Aspects of the omnibus packages that are of particular significance to non-E.U. companies include:

 

  • Reduce number of entities subject to CSRD reporting. The proposals would limit the scope of CSRD reporting to large E.U. undertakings. A large undertaking is an entity with more than 1,000 employees and either a balance sheet total of at least €25 million or worldwide annual net turnover of €50 million.  (Currently, the employee threshold is 250 employees.)  Non-E.U. companies would be subject to reporting if they have an annual net turnover of at least €450 million in the E.U. and either an E.U. subsidiary that is required to report or a branch in the E.U. with an annual net turnover of €50 million euros. Currently the turnover threshold for a non-E.U. parent is €150 million.

 

  • Delay implementation of reporting requirements. The omnibus packages also propose a two-year delay in the implementation of CSRD reporting for “second wave” and “third wave” companies.
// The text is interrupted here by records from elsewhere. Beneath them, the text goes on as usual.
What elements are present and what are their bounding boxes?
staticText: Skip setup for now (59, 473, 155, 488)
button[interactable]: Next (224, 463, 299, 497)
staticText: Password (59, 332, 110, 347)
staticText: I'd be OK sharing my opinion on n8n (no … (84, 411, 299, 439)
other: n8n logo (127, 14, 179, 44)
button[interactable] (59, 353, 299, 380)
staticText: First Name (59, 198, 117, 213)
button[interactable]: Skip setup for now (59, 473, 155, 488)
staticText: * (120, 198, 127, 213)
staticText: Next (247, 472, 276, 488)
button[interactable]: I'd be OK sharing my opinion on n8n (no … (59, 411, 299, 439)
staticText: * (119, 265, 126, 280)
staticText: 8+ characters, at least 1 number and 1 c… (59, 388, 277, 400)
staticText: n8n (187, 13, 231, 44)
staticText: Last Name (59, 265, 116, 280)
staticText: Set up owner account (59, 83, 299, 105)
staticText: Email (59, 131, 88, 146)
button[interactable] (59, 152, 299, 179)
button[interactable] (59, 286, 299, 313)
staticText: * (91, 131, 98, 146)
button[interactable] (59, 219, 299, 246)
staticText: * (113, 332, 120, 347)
The initial reporting date for the second wave of entities would change from 2025 to 2027 and for third wave of entities from 2026 to 2028.  (First wave entities are already subject to reporting.)  In very simplified terms, first wave entities are large E.U. or foreign companies that are listed on an E.U. exchange; second wave entities are large undertakings that are not included in the first wave, and third wave entities are smaller listed companies.

 

  • Revise disclosures.  The proposals would provide for revisions to the European Sustainability Reporting Standards (ESRS). The ESRS are the reporting standards, rules, disclosures, and metrics that companies must comply pursuant to the CSRD. The EC's proposal envisions substantially reducing the number of “data points” that must be reported and clarifying the requirements.

 

  • Limit value chain reporting.  The proposed revisions would also limit the reporting burdens imposed on smaller companies in a reporting entity’s value chain.  The Corporate Sustainability Due Diligence Directive (CSDDD) requires both E.U. and non-E.U. large companies (as defined above) to conduct due diligence on human rights and environmental impacts throughout their operations, subsidiaries, and value chains.  Under the proposals, reporting companies would only be required to apply due diligence measures to the activities of the company, its subsidiaries, and direct business partners.  Companies would not be required to obtain information from entities that are not subject to CSRD reporting.  The proposals would also delay application of the CSDDD to first wave companies by one year until 2028.

 

  • E.U. Taxonomy (EUT) reporting.  The EUT a system for classifying sustainable economic activities. Under the EUT, in-scope companies are required to annually report the share of their business that is within the taxonomy using specific metrics. Under the proposals, mandatory EUT reporting would be limited to entities that are required to comply with the CSRD and have net turnover exceeding €450 million. The proposals would also decrease the information required to be reported.

 

In mid-April, the European Parliament approved the EC’s “stop the clock proposal” which implements the postponement of CSRD reporting and CSDDD due diligence, as described above.  The European Parliament will next consider the balance of the proposals and could make changes.  If the proposals are adopted, they will then need to be transposed into domestic law of the E.U. member states.

 

Audit committees of companies that do business in the E.U., directly or through subsidiaries, should  make sure that management monitors the progress of the omnibus packages and considers how changes to the scope and requirements of the CSDR ,CSDDD and EUT may affect the company.  Thought should also be given to how these changes could impact due diligence information requests from customers or suppliers that are subject to these directives. Since E.U. reporting deadlines and requirements are changing, managements and boards should also evaluate whether the company is investing in controls and disclosure procedures that will need to be modified or may even prove to be unnecessary. The scope and requirements of the CSRD are complex, as are the proposals to modify it, and many companies may potentially be affected by the proposed changes may want to consult professional advisors that specialize in this field.